Positional
- class vformer.encoder.embedding.pos_embedding.PVTPosEmbedding(pos_shape, pos_dim, p_dropout=0.0, std=0.02)[source]
- Parameters
pos_shape (int or tuple(int)) – The shape of the absolute position embedding.
pos_dim (int) – The dimension of the absolute position embedding.
p_dropout (float, optional) – Probability of an element to be zeroed, default is 0.2
std (float) – Standard deviation for truncated normal distribution
- forward(x, H, W, mode='bilinear')[source]
Defines the computation performed at every call.
Should be overridden by all subclasses.
Note
Although the recipe for forward pass needs to be defined within this function, one should call the
Module
instance afterwards instead of this since the former takes care of running the registered hooks while the latter silently ignores them.

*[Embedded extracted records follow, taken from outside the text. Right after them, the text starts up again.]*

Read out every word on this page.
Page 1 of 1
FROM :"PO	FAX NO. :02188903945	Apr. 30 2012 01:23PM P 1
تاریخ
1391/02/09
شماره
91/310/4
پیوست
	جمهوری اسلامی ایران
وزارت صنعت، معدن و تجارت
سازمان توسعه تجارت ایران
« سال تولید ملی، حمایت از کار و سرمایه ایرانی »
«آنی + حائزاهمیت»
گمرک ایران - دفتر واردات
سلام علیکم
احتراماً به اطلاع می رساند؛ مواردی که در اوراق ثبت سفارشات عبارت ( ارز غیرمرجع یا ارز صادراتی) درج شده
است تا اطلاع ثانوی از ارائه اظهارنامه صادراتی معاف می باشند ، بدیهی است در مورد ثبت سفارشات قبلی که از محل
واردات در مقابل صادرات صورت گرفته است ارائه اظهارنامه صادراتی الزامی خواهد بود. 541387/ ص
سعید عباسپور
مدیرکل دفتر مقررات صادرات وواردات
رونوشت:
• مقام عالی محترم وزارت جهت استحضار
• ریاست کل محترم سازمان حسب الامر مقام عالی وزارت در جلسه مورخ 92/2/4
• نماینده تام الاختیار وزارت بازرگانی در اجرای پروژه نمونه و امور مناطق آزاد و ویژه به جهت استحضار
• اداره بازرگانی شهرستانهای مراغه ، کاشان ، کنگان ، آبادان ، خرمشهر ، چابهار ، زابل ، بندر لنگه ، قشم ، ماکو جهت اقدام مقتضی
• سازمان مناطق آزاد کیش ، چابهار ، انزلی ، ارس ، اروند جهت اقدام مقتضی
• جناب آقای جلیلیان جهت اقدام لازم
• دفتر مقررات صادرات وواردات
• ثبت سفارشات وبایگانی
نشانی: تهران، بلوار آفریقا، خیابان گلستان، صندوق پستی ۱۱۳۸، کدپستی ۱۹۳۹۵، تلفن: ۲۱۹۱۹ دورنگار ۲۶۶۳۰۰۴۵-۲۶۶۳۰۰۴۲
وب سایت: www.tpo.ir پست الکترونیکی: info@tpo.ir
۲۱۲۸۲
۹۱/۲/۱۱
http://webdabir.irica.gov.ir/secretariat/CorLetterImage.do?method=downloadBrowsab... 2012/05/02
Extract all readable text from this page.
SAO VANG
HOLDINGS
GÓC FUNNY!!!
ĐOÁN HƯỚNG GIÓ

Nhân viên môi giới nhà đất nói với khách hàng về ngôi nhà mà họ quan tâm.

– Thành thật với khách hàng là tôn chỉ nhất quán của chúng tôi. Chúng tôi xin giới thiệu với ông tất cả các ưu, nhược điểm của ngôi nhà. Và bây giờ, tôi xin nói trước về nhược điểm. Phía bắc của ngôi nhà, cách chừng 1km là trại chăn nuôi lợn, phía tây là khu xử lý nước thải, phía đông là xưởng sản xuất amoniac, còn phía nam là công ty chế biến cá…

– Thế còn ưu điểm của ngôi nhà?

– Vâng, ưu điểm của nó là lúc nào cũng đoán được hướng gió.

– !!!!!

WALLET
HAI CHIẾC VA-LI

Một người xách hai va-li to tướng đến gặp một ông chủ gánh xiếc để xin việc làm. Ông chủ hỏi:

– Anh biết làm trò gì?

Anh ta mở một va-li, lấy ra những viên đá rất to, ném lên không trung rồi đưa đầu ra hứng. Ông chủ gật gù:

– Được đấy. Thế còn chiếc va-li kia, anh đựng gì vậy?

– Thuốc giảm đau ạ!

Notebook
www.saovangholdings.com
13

- resize_pos_embed(pos_embed, shape, mode='bilinear', **kwargs)[source]
- Parameters
pos_embed (torch.Tensor) – Position embedding weights
shape (tuple) – Required shape
mode (str ('nearest' | 'linear' | 'bilinear' | 'bicubic' | 'trilinear')) – Algorithm used for up/down sampling, default is ‘bilinear’
- class vformer.encoder.embedding.pos_embedding.PosEmbedding(shape, dim, drop=None, sinusoidal=False, std=0.02)[source]
- forward(x)[source]
Defines the computation performed at every call.
Should be overridden by all subclasses.
Note
Although the recipe for forward pass needs to be defined within this function, one should call the
Module
instance afterwards instead of this since the former takes care of running the registered hooks while the latter silently ignores them.